The best choice for me is downsizing but adding a turbo to keep stock performance. Not necessary but nice for driving around.

And my final comment is a quote from the 20mpg Taurus Article,"Because the heat of vaporization of ethanol is 2.4 times that of gasoline and the octane number is in excess of 100, compression ratios of about 15:1 are possible with direct-injection, giving optimized efficiency for a spark-ignition engine."
Methanol is only 25% higher "heat of vaporization than ethanol so once you switch to alcohol the benefit is not as much as it is compared to switching from a petroleum based fuel. This is also the reason Ethanol has cold starting issues, it doesn't freeze till below zero but it does gel at a certain point.

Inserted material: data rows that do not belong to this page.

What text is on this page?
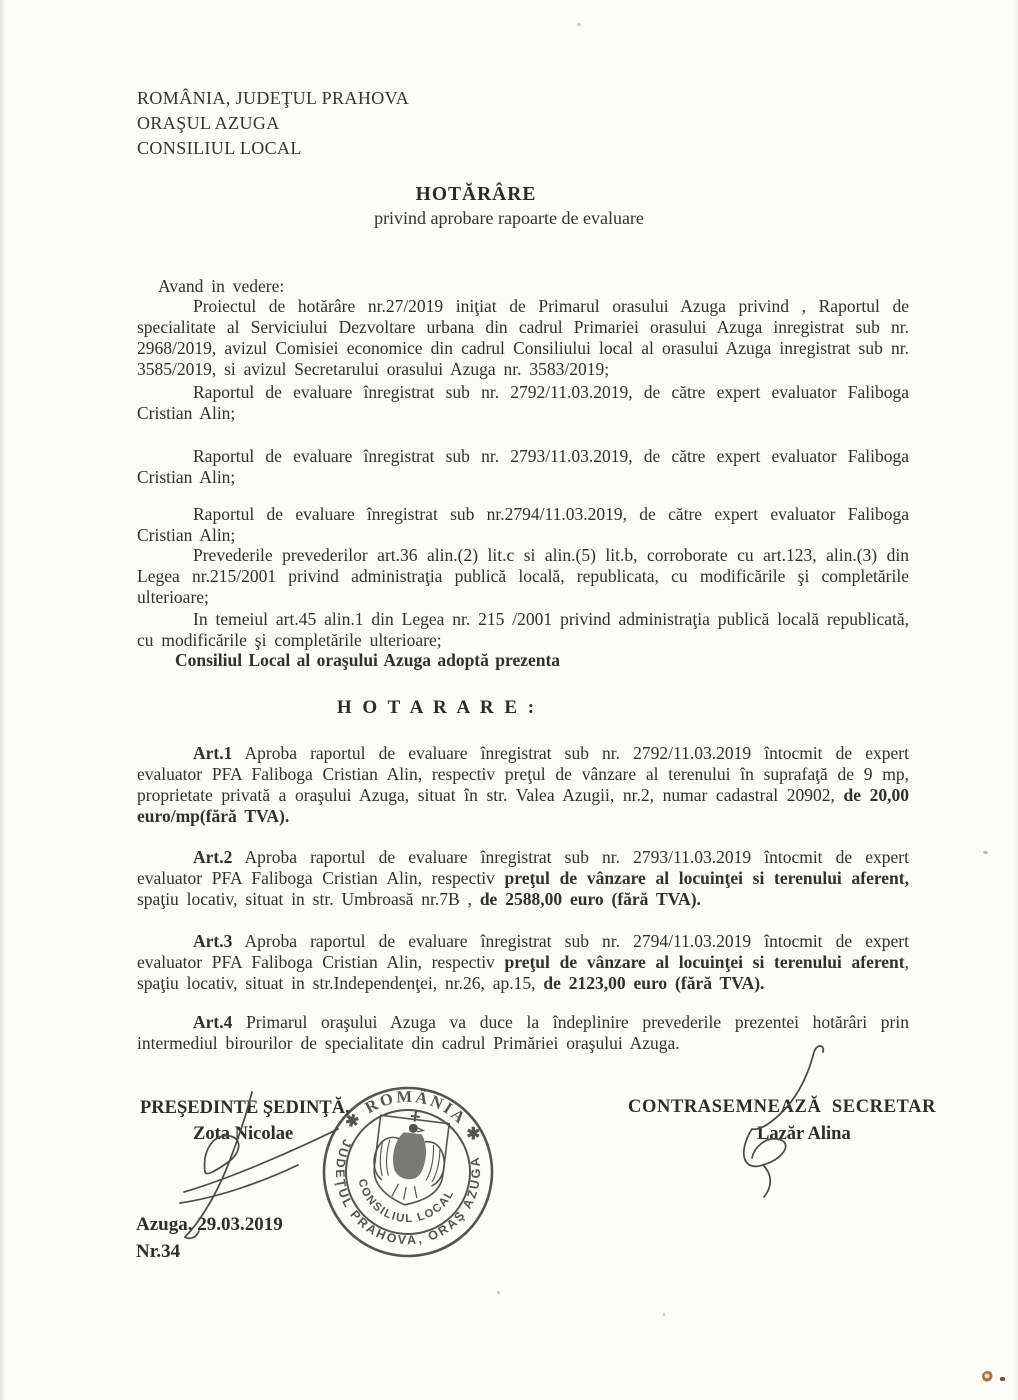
ROMÂNIA, JUDEŢUL PRAHOVA
ORAŞUL AZUGA
CONSILIUL LOCAL
HOTĂRÂRE
privind aprobare rapoarte de evaluare

Avand in vedere:

Proiectul de hotărâre nr.27/2019 iniţiat de Primarul orasului Azuga privind , Raportul de specialitate al Serviciului Dezvoltare urbana din cadrul Primariei orasului Azuga inregistrat sub nr. 2968/2019, avizul Comisiei economice din cadrul Consiliului local al orasului Azuga inregistrat sub nr. 3585/2019, si avizul Secretarului orasului Azuga nr. 3583/2019;

Raportul de evaluare înregistrat sub nr. 2792/11.03.2019, de către expert evaluator Faliboga Cristian Alin;

Raportul de evaluare înregistrat sub nr. 2793/11.03.2019, de către expert evaluator Faliboga Cristian Alin;

Raportul de evaluare înregistrat sub nr.2794/11.03.2019, de către expert evaluator Faliboga Cristian Alin;

Prevederile prevederilor art.36 alin.(2) lit.c si alin.(5) lit.b, corroborate cu art.123, alin.(3) din Legea nr.215/2001 privind administraţia publică locală, republicata, cu modificările şi completările ulterioare;

In temeiul art.45 alin.1 din Legea nr. 215 /2001 privind administraţia publică locală republicată, cu modificările şi completările ulterioare;

Consiliul Local al oraşului Azuga adoptă prezenta

H O T A R A R E :

Art.1 Aproba raportul de evaluare înregistrat sub nr. 2792/11.03.2019 întocmit de expert evaluator PFA Faliboga Cristian Alin, respectiv preţul de vânzare al terenului în suprafaţă de 9 mp, proprietate privată a oraşului Azuga, situat în str. Valea Azugii, nr.2, numar cadastral 20902, de 20,00 euro/mp(fără TVA).

Art.2 Aproba raportul de evaluare înregistrat sub nr. 2793/11.03.2019 întocmit de expert evaluator PFA Faliboga Cristian Alin, respectiv preţul de vânzare al locuinţei si terenului aferent, spaţiu locativ, situat in str. Umbroasă nr.7B , de 2588,00 euro (fără TVA).

Art.3 Aproba raportul de evaluare înregistrat sub nr. 2794/11.03.2019 întocmit de expert evaluator PFA Faliboga Cristian Alin, respectiv preţul de vânzare al locuinţei si terenului aferent, spaţiu locativ, situat in str.Independenţei, nr.26, ap.15, de 2123,00 euro (fără TVA).

Art.4 Primarul oraşului Azuga va duce la îndeplinire prevederile prezentei hotărâri prin intermediul birourilor de specialitate din cadrul Primăriei oraşului Azuga.

PREŞEDINTE ŞEDINŢĂ,
Zota Nicolae
CONTRASEMNEAZĂ  SECRETAR
Lazăr Alina
Azuga, 29.03.2019
Nr.34
✱ ROMÂNIA ✱
JUDEŢUL PRAHOVA, ORAŞ AZUGA
CONSILIUL LOCAL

I'm in favor of alcohol/oxygenated fuels as a whole not just corn based ethanol. At the best case corn-ethanol is temporary until we can mass produce ethanol. Worse case ethanol will never reach critical mass for country wide usage and production. I'm concerned about the formaldehyde(sp?) content in ethanol emissions but it's not enough to justify NOT using it. It will save more lives by a better local economy with less long distance transportation of fuel than it will by exhaust emissions. There is always the research of catalysts for cutting formaldehyde(sp?) emissions. Methanol is even more poisonous than Ethanol emissions and made from either tree alcohol or even Natural Gas so it is not an option for a renewable fuel. Gasoline is fossil fuel and altogether a poor choice of fuels. Even if it doesn't really "run out", the fuel quality will always be the lowest design limitation.